986. Interval List Intersections - notruilin/LeetCode GitHub Wiki

If two closed intervals (A[i] and B[j]) have an intersection, it will be Interval(max(A[i].start, B[j].start), min(A[i].end, B[j].end))

e.g. A[i]=[1,3], B[j]=[2,4]: Interval(max(1,2), min(3,4)) = [2,3]

while i < len(A) and j < len(B):
  while i < len(A) and A[i].end < B[j].start:
    i += 1
  if i >= len(A): break
  while j < len(B) and B[j].end < A[i].start:
    j += 1
  if j >= len(B): break
  if A[i].start > B[j].end or B[j].start > A[i].end: continue
  ans.append(Interval(max(A[i].start, B[j].start), min(A[i].end, B[j].end)))
  ......

I try to ensure there is an intersection before append to ans in the first place, which is unnecessary.

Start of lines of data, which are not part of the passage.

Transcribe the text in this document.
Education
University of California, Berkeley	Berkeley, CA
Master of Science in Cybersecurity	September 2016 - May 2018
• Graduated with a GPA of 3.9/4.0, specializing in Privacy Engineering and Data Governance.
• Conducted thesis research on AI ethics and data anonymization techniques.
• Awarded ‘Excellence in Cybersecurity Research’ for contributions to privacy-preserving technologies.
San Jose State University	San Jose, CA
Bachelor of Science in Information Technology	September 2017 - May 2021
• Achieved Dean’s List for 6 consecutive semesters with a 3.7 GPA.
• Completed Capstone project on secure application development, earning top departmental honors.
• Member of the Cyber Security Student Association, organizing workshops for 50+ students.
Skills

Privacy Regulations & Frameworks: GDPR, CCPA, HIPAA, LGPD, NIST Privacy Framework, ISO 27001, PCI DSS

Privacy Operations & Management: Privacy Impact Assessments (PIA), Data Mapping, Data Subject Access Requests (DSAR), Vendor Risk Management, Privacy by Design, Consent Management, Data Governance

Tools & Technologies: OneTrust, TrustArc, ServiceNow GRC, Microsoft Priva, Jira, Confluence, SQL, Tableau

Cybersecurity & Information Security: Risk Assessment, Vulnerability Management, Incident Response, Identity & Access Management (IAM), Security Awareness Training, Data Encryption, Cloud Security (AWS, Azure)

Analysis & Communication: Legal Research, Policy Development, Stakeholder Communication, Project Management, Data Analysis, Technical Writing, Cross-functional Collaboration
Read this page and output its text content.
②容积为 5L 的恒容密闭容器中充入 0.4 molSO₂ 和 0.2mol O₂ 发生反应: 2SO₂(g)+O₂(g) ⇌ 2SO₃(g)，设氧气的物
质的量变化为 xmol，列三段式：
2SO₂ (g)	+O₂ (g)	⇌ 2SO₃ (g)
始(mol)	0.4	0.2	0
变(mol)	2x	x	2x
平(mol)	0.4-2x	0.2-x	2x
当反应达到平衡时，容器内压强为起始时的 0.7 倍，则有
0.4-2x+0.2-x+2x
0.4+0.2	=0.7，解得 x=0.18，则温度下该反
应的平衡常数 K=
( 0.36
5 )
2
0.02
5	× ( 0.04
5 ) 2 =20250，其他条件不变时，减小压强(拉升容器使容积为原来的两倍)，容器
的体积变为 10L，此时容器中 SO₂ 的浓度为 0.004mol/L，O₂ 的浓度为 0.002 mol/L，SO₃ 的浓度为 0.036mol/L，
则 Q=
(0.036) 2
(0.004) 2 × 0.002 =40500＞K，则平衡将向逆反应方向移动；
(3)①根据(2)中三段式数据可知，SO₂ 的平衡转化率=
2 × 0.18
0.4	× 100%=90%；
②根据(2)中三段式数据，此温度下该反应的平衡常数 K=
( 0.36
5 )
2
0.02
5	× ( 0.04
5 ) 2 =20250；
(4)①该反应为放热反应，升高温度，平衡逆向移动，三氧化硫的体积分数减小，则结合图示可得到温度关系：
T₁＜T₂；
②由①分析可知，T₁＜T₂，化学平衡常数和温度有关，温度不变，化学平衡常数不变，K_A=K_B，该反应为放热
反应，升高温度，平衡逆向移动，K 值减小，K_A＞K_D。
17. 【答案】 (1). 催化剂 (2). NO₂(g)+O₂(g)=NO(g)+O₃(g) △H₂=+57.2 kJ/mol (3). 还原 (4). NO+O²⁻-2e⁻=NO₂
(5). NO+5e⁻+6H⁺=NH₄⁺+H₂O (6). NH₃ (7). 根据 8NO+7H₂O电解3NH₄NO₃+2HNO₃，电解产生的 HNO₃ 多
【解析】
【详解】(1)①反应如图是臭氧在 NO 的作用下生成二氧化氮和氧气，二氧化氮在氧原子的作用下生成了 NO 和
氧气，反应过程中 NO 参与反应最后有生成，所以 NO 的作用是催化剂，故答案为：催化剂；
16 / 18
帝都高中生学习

start = max(A[i].start, B[j].start)
end = min(A[i].end, B[j].end)
if start <= end:
  ans.append(Interval(start, end))

'start <= end' could ensure the intersection is legal. Then move the two pointers. Note to check i < len(A).

while i < len(A) and (A[i].end < start or A[i].end == end):
  i += 1
while j < len(B) and (B[j].end < start or B[j].end == end):
  j += 1

Another way is only removing the interval with the smallest endpoint.

if A[i].end < B[j].end:
  i += 1
else:
  j += 1